本书更像是一本研究报告,研究主题即为“在总统竞选运动中选民是如何做出决定的”。

作者以1940年的美国总统大选为例,试图阐释在大众传媒及人际关系的影响下,选民如何做出投票的选择。研究选取伊利诺伊县的选民作为固定样本,对他们进行了多次重复调查研究。

主要结论:有限效果论

人不管是谁都无法看清现实中的一切,大多数人只希望看到自己想看到和想要的现实而已。——凯撒

调查结果发现:政治宣传只是让选民越来越明确自己既有的政治倾向。政治宣传往往不是在让选民倒戈,而是在激发、强化人民所决定的的固有观念,也就是说,传播的效果是有限的。

实际上并不是媒介直接影响人,而是人会首先出于自己的个人状况和兴趣来选择性地使用媒介,被选择的媒介再反过来对人施加影响。作者拉扎斯菲尔德的有限效果论并不是说媒介对人的效果弱,而是强调媒介并不是万能的,需要首先依照受众的情况,再去产生效果。再换句话讲,信息传播是具有选择性的。

推论得出,媒介的影响力只有在与社会及心理机制相适应时方能产生最大效果。个人的兴趣决定了其注意力的走向,注意力走向决定了该人媒介接触的不同程度。人们会不自觉地接触那些符合自己兴趣的媒体信息,并愿意受到这些信息的影响,强化自己的观点;至于那些对选战不感兴趣的选民,他们没有足够的意愿去接触媒体,因此宣传的效果在他们身上也是微乎其微的。
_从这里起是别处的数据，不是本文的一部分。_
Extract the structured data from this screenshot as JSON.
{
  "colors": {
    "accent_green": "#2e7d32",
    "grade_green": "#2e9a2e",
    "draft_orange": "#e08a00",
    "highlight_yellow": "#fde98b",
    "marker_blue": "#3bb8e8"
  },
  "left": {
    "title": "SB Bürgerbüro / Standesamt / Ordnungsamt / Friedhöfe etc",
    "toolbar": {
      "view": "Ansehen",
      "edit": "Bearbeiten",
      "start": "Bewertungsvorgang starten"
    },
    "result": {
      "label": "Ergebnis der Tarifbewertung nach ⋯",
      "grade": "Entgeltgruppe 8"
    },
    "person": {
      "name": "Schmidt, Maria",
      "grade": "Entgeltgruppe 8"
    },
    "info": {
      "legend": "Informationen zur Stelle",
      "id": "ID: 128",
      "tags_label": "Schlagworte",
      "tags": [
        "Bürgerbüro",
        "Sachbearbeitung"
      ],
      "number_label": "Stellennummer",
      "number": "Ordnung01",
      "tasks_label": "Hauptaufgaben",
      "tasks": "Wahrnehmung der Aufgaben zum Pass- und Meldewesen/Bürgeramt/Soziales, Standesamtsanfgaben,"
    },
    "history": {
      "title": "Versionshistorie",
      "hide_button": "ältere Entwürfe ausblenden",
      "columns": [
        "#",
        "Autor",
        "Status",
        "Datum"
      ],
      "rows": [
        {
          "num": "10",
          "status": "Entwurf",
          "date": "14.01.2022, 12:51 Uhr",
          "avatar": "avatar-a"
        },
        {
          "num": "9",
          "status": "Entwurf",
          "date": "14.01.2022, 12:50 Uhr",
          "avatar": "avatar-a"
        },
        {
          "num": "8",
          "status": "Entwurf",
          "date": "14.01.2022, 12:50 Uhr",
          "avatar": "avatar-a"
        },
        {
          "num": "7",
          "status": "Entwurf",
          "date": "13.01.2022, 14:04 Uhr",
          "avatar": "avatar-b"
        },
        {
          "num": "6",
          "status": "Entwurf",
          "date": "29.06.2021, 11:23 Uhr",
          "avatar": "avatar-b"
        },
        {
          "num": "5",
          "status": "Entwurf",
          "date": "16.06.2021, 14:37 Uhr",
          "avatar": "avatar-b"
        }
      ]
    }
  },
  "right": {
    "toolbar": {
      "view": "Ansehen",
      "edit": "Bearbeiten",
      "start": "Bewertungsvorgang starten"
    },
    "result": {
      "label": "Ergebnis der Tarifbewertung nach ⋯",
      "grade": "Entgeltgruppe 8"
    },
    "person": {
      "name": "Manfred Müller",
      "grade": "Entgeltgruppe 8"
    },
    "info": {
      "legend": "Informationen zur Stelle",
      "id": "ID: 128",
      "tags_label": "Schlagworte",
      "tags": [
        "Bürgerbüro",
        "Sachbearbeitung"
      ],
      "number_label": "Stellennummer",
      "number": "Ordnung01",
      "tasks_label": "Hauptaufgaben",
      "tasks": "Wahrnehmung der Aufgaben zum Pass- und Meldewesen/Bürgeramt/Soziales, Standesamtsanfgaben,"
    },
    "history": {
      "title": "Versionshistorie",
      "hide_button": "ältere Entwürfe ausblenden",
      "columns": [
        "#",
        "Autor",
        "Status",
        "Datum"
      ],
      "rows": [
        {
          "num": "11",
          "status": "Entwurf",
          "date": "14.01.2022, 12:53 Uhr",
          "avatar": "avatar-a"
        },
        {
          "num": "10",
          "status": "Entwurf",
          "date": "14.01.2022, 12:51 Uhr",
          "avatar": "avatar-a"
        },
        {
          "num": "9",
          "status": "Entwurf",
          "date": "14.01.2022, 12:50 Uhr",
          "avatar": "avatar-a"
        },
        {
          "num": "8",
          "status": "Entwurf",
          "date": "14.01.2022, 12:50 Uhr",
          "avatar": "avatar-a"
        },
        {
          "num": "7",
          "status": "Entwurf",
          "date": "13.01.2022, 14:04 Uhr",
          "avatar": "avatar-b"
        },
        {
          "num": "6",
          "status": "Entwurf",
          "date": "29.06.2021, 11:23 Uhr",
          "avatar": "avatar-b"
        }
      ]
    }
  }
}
我阐发一点题外联想。像抖音、b站、快手,甚至是知乎、豆瓣这些软件,它们都利用了用户的兴趣所向来迎合用户。假如你在刷抖音的时候点赞了一条萌宠类的短视频,那么接下来的5条视频中3条都会是萌宠的内容。当用户不断地去接触同一类型的内容时,其实他们的审美层就逐渐地固化。比如我的知乎推荐页里就从来不出现军事类的问题。确实以前的我不感兴趣,但谁能保证我在阅读一条军事类回答后不会对其产生兴趣呢?这种模式限制了我的视野,把我的兴趣固定在我本已经有兴趣的事物中。最终,“带有不同倾向的群体会逐渐形成,这些群体可能各自接触着全然不同的媒体,犹如巨大的磁场,吸附起同类的个体。最终,群体内将越来越趋于同质,群体间则越来越趋于对立。”就像《理解媒介》中说:“专门化的技术产生非部落化的影响,非专门化的技术又产生重新部落化的后果。” 资本主义大工业专业化分工导致部落的分解,而进入后现代移动互联网时代的热媒体,社会将重新部落化、社群化,只不过工业革命前的部落以族群或经济联盟形式聚集,而互联网时代的部落更多的是基于个体兴趣爱好聚集。而桑斯坦在《网络共和国》里也提到了:“民主社会的健康发展应当具备两个条件。第一,人们对信息的接触是不期而遇的。也就是说,人们能够有机会阅读一些计划之外的内容,而不是只看到他们想看的。第二,大部分公民应当拥有一定程度的共同经验,对有普遍价值的公共话题有所了解。”

其他观点

两级传播理论(The Two-Step Flow of Communication)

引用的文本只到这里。